Лекция в Кембридже прошла относительно успешно. ‘Относительно’ здесь вполне уместно, ибо сказалось отсутствие опыта, но в Оксфорде, спустя всего несколько дней, Гертруда ощутила себя примадонной. Аудитория ожидала увидеть эксцентричную особу, эдакую литературную мадам Блаватскую. Вживую они услышали, как выразился один из слушателей, «ектенью ацтекской жрицы… произнесенную дружеским американским голосом, что заставило каждого чувствовать себя как дома». Дискуссия продолжалась более часа, и Гертруда уверенно отбивала все попытки ‘подловить’ ее. Вечер отметился остроумием лектора. Когда, например, она произнесла фразу «все вещи одинаковы и в то же время различны», кое-где раздался смешок. Два юных джентльмена перебили ее, потребовав объяснения формулировки. В спокойной манере она ответила: «Да взгляните-ка, ребятки, друг на друга». «Туше?» — использовал борцовский термин один из них, признавая поражение.
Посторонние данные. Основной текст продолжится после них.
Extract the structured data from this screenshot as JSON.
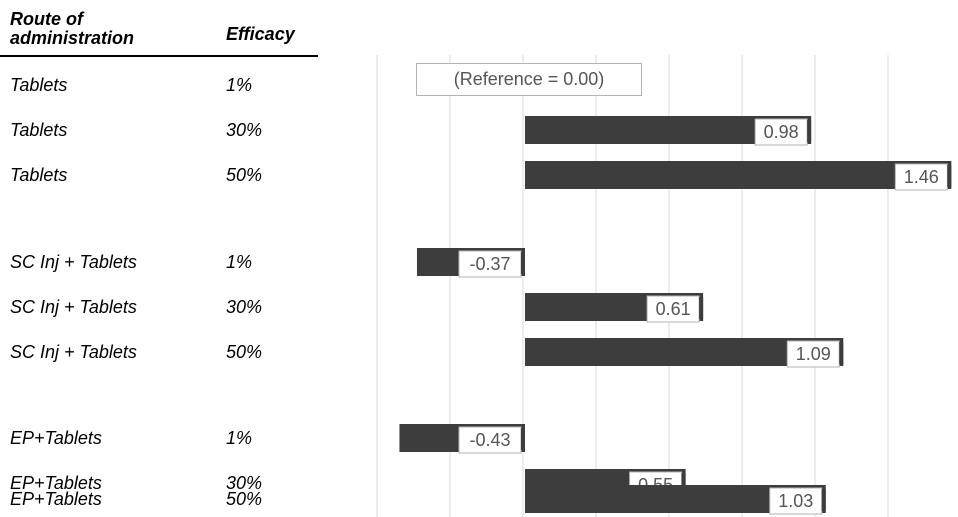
{
  "headers": {
    "route_line1": "Route of",
    "route_line2": "administration",
    "efficacy": "Efficacy"
  },
  "reference_label": "(Reference = 0.00)",
  "colors": {
    "bar": "#3d3d3d",
    "grid": "#d9d9d9",
    "label_border": "#b3b3b3",
    "label_text": "#555555"
  },
  "chart_data": {
    "type": "bar",
    "orientation": "horizontal",
    "categories": [
      {
        "route": "Tablets",
        "efficacy": "1%"
      },
      {
        "route": "Tablets",
        "efficacy": "30%"
      },
      {
        "route": "Tablets",
        "efficacy": "50%"
      },
      {
        "route": "SC Inj + Tablets",
        "efficacy": "1%"
      },
      {
        "route": "SC Inj + Tablets",
        "efficacy": "30%"
      },
      {
        "route": "SC Inj + Tablets",
        "efficacy": "50%"
      },
      {
        "route": "EP+Tablets",
        "efficacy": "1%"
      },
      {
        "route": "EP+Tablets",
        "efficacy": "30%"
      },
      {
        "route": "EP+Tablets",
        "efficacy": "50%"
      }
    ],
    "values": [
      0,
      0.98,
      1.46,
      -0.37,
      0.61,
      1.09,
      -0.43,
      0.55,
      1.03
    ],
    "value_labels": [
      "",
      "0.98",
      "1.46",
      "-0.37",
      "0.61",
      "1.09",
      "-0.43",
      "0.55",
      "1.03"
    ],
    "xlim": [
      -0.5,
      1.5
    ],
    "grid_step": 0.25,
    "grid": true,
    "legend": "none"
  }
}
Накануне лекций Эдит Ситвелл устроила прием-вечеринку с целью познакомить Гертруду со здешним литературным бомондом. Среди гостей была и Вирджиния Вульф, поделившаяся с другом, как и можно было предположить, малоприятными впечатлениями:

Прошлым вечером были на приеме у Эдит Ситвелл, натерпелись ужасно. Евреев — рой. Вечеринка устроена в честь мисс Гертруды Стайн, которую водрузили на сломанный диван (вся мебель у Эдит бросовая, она пытается компенсировать это драгоценностями, увешана ими как потонувшая русалка). Решительная старая леди нанесла большой урон всей молодежи. По мнению Дади[40], противоречит всему, чтобы вы ни говорили; настаивает, что не только наиболее доступна для понимания, но и самая популярная из живущих писателей; в особенности презирает все британское от рождения.

Не зря Гертруда волновалась!

И лекцией и приемом Гертруда осталась весьма довольна. Ситвелл назвала визит триумфом. Две статьи в Оксфорд Джорнел весьма благоприятно оценили выступление Гертруды. В одной из них содержались следующие строки: «Миссис Стайн не кто иной, как обычный пионер в истории литературы. Она не пытается выдумать новый стиль и не настолько глупа. Она всего лишь стремится найти наиболее точные средства для выражения собственной позиции применительно к своему времени и социуму».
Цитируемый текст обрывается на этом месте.